I’m mostly focused on the present. The here and now. The need right before my eyes.
The dog barking to go out. The e-mails that need to be answered. The laundry that I really should move from the washer to the dryer. The shirts that need to be ironed. The groceries that need to be put away. Now.
When I move away from the present—it’s usually a move to the past—a hurt that deeply stung, a taste I still savor, a moment I like to return to just because it felt so good. When I time travel, I travel backwards.
Eternal life is not a motivator for me.
And yet this week I’ve found myself focusing on eternal life.
Jesus asks his disciples, “Do you also wish to go away?”
Peter answers for the twelve, “To whom would we go? You have the words of eternal life.”
I hear those words, “eternal life”, and I hear echoes of the hymn “I Am the Bread of Life”—a congregation singing together “And I will raise them up, and I will raise them up, and I will raise them up on the last day.”
There’s a finality to that phrase “eternal life.” A finality I’m not prepared to face.
But this week I heard that phrase “eternal life” in an entirely different way. It happened as I watched and later read about President Jimmy Carter’s amazing press conference. President Carter called the press conference in order to talk about his recent diagnosis of metastasized melanoma. He talked about the tumors he had removed from his liver, his confidence that the cancer had been caught and cut, the news that it had spread to his brain and his belief (at the moment) that he had but a few weeks left to live, the treatment on the horizon, and his hopes in the moment.
What struck me about that conference was what Carter said next. “I am completely at ease.” That’s eternal life—completely at ease in the moment at hand, confident that God who created you, who loves you, who makes you lie down in green pastures and leads you by still waters is with you every step of the way.
That phrase—eternal life—occurs seventeen times in the Gospel of John. The first time forms the core of the message in that hymn that will not leave my head alone—“Whoever believes in me—he shall live forever.” You know that verse from the Gospel of John. Sometimes you just see the number: John 3:16 on park benches and toilet stall doors and in evangelical tracts. “For God so loved the world that he gave his only Son, that whoever believes in him should not perish but have eternal life.”
Listen to how Jesus uses those words:
“… but whoever drinks of the water that I shall give him will never thirst; the
water that I shall give him will become in him a spring of water welling up to
eternal life.” (John 4: 14)
“Truly, truly I say to you, he who hears my word and believes him who sent me,
has eternal life; he does not come into judgment, but has passed from death to
life.” (John 5:24)
“Truly, truly, I say to you, ‘He who believes has eternal life.’”(John 6:49)
“And this is eternal life, that they know the only true God, and Jesus Christ
whom thou has sent.” (John 17: 3)
Listen again to some of those words.

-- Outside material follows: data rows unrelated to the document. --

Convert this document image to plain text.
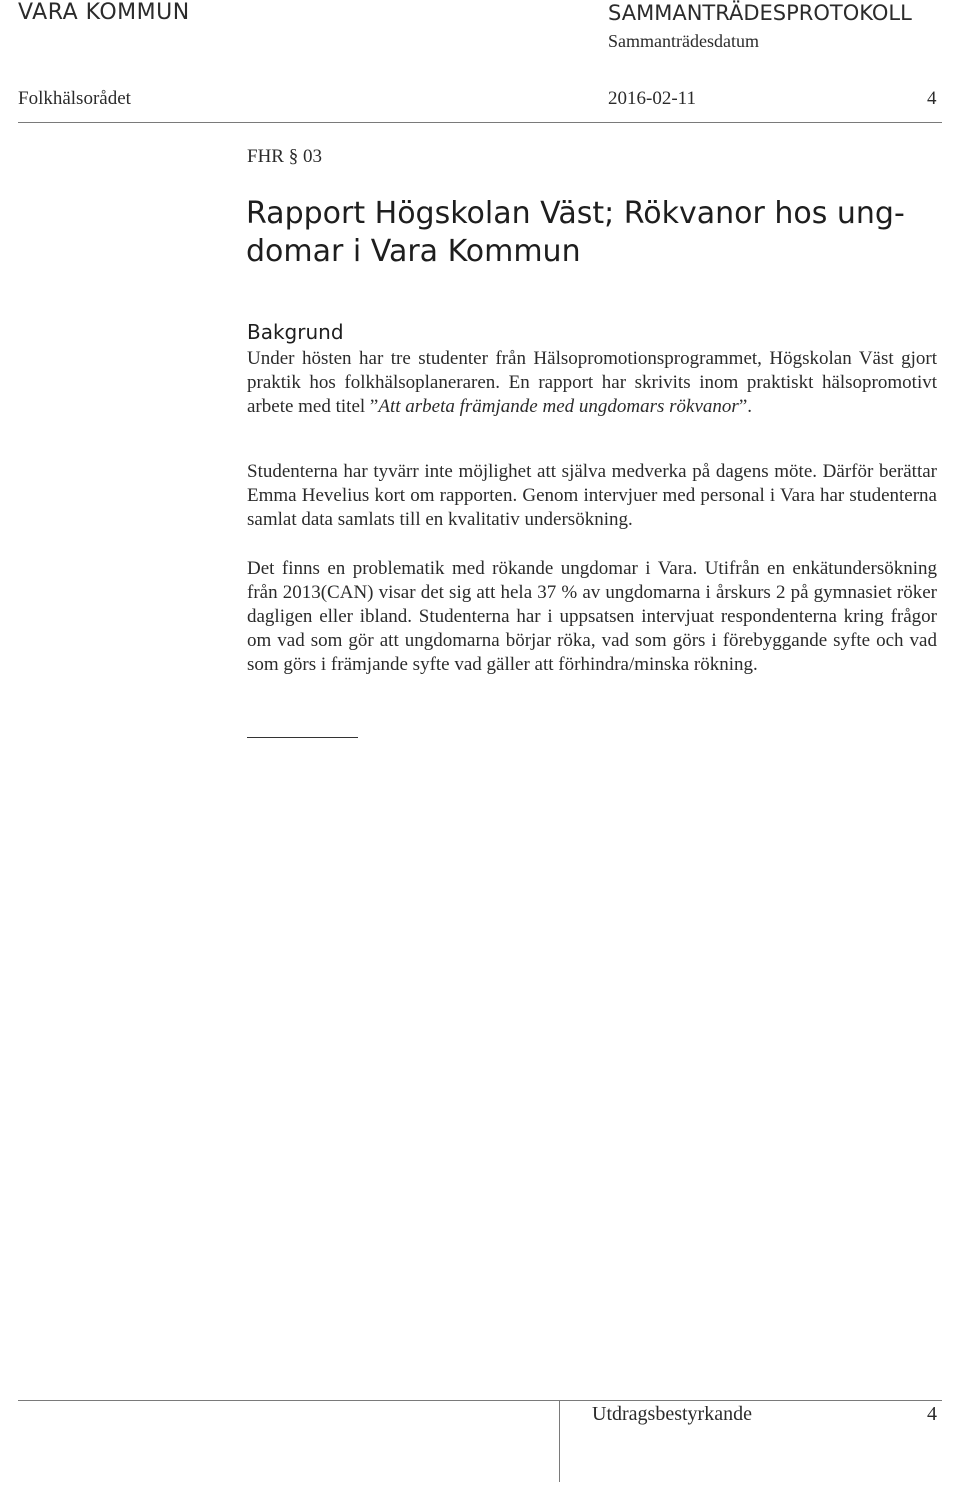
VARA KOMMUN	SAMMANTRÄDESPROTOKOLL
Sammanträdesdatum
Folkhälsorådet	2016-02-11	4
FHR § 03
Rapport Högskolan Väst; Rökvanor hos ung-
domar i Vara Kommun
Bakgrund
Under hösten har tre studenter från Hälsopromotionsprogrammet, Högskolan Väst gjort praktik hos folkhälsoplaneraren. En rapport har skrivits inom praktiskt hälsopromotivt arbete med titel ”Att arbeta främjande med ungdomars rökvanor”.
Studenterna har tyvärr inte möjlighet att själva medverka på dagens möte. Därför berättar Emma Hevelius kort om rapporten. Genom intervjuer med personal i Vara har studenterna samlat data samlats till en kvalitativ undersökning.
Det finns en problematik med rökande ungdomar i Vara. Utifrån en enkätundersökning från 2013(CAN) visar det sig att hela 37 % av ungdomarna i årskurs 2 på gymnasiet röker dagligen eller ibland. Studenterna har i uppsatsen intervjuat respondenterna kring frågor om vad som gör att ungdomarna börjar röka, vad som görs i förebyggande syfte och vad som görs i främjande syfte vad gäller att förhindra/minska rökning.
Utdragsbestyrkande	4
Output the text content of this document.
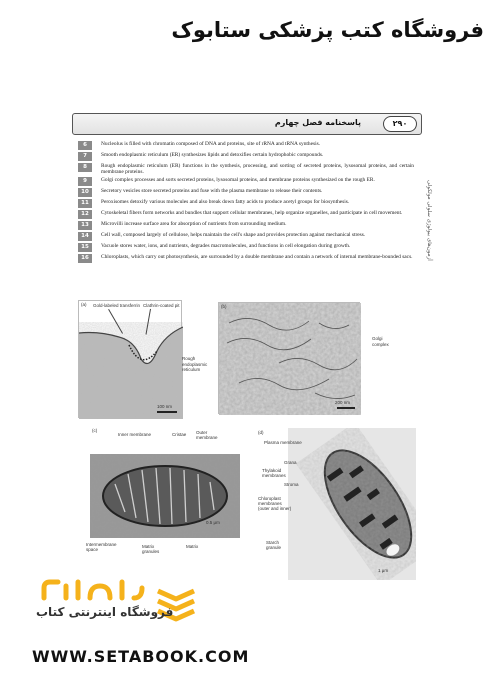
فروشگاه کتب پزشکی ستابوک
پاسخنامه فصل چهارم	۲۹۰
آزمون‌های بیولوژی سلولی مولکولی
6	Nucleolus is filled with chromatin composed of DNA and proteins, site of rRNA and tRNA synthesis.
7	Smooth endoplasmic reticulum (ER) synthesizes lipids and detoxifies certain hydrophobic compounds.
8	Rough endoplasmic reticulum (ER) functions in the synthesis, processing, and sorting of secreted proteins, lysosomal proteins, and certain membrane proteins.
9	Golgi complex processes and sorts secreted proteins, lysosomal proteins, and membrane proteins synthesized on the rough ER.
10	Secretory vesicles store secreted proteins and fuse with the plasma membrane to release their contents.
11	Peroxisomes detoxify various molecules and also break down fatty acids to produce acetyl groups for biosynthesis.
12	Cytoskeletal fibers form networks and bundles that support cellular membranes, help organize organelles, and participate in cell movement.
13	Microvilli increase surface area for absorption of nutrients from surrounding medium.
14	Cell wall, composed largely of cellulose, helps maintain the cell's shape and provides protection against mechanical stress.
15	Vacuole stores water, ions, and nutrients, degrades macromolecules, and functions in cell elongation during growth.
16	Chloroplasts, which carry out photosynthesis, are surrounded by a double membrane and contain a network of internal membrane-bounded sacs.
(a) Gold-labeled transferrin Clathrin-coated pit
100 nm
(b)
200 nm
Rough endoplasmic reticulum
Golgi complex
(c)
Inner membrane	Cristae Outer membrane
Intermembrane space
Matrix granules
Matrix
0.5 μm
(d)
Plasma membrane
Grana
Thylakoid membranes
Stroma
Chloroplast membranes (outer and inner)
Starch granule
1 μm
فروشگاه اینترنتی کتاب
WWW.SETABOOK.COM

Listen with the ears of Peter and the others who stayed with Jesus.
“The one who trusts in me shall live forever….”
“The one who hears my word and trusts him who sent me, has eternal life; that one does not come into judgment but has passed from death to life.”
Eternal life. Here. Now. In this moment.
Eternal life. At this table. In the bread. In the wine. In the word spoken. In the people gathered.
Life with God. That’s eternal life.
Trusting in the Word become flesh.
Abiding with the One who comes and dwells among us.
Taking in the Bread of Life.
Drinking deep of the Cup of Salvation.
Becoming one with the Holy One of God.